Die Wahrheit: Fehlerhafte Schreibversuche

Mit dem Slogan „Darjeeling, das stille Wasser unter den Milchkaffees“ eine Schriftstellerexistenz zu begründen, ist gewagt.

Vielleicht hielt das Leben eine literarische Karriere für mich bereit? Meine Eltern, die dies nicht grundsätzlich ausschlossen, aber verantwortungsvollerweise meiner finanziellen Sicherheit Vorrang einräumten, rieten mir eindringlich zum Verfassen von Werbetexten, weil man damit angeblich sehr viel Geld verdienen konnte. Flotte Sprüche würden doch immer gesucht, hieß es.

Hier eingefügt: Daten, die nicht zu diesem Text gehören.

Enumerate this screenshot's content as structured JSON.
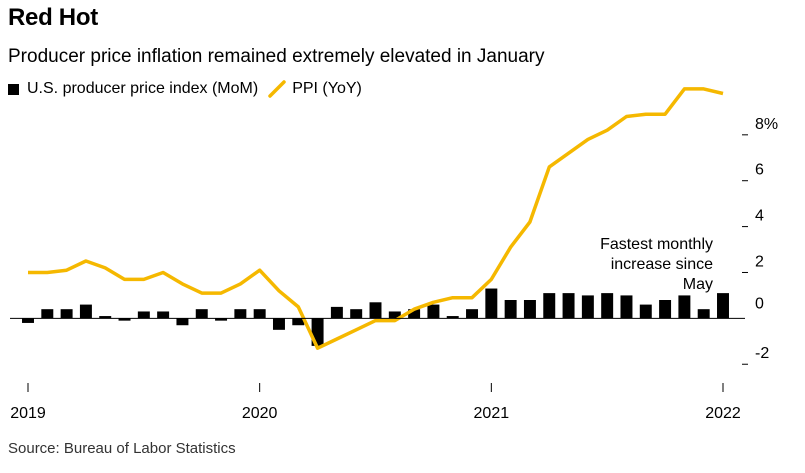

Mir kam das eigentlich zu profan vor, doch traute ich mir zu, es mit dem branchenüblichen Schwachsinn aufzunehmen. Bei einer auf Produktwerbung spezialisierten Agentur bewarb ich mich mit dem Slogan „Darjeeling, das stille Wasser unter den Milchkaffees“. Als der erwartete Erfolg ausblieb, fühlte ich mich in meiner Überzeugung bestärkt, zu Höherem als der Werbetexterei berufen zu sein.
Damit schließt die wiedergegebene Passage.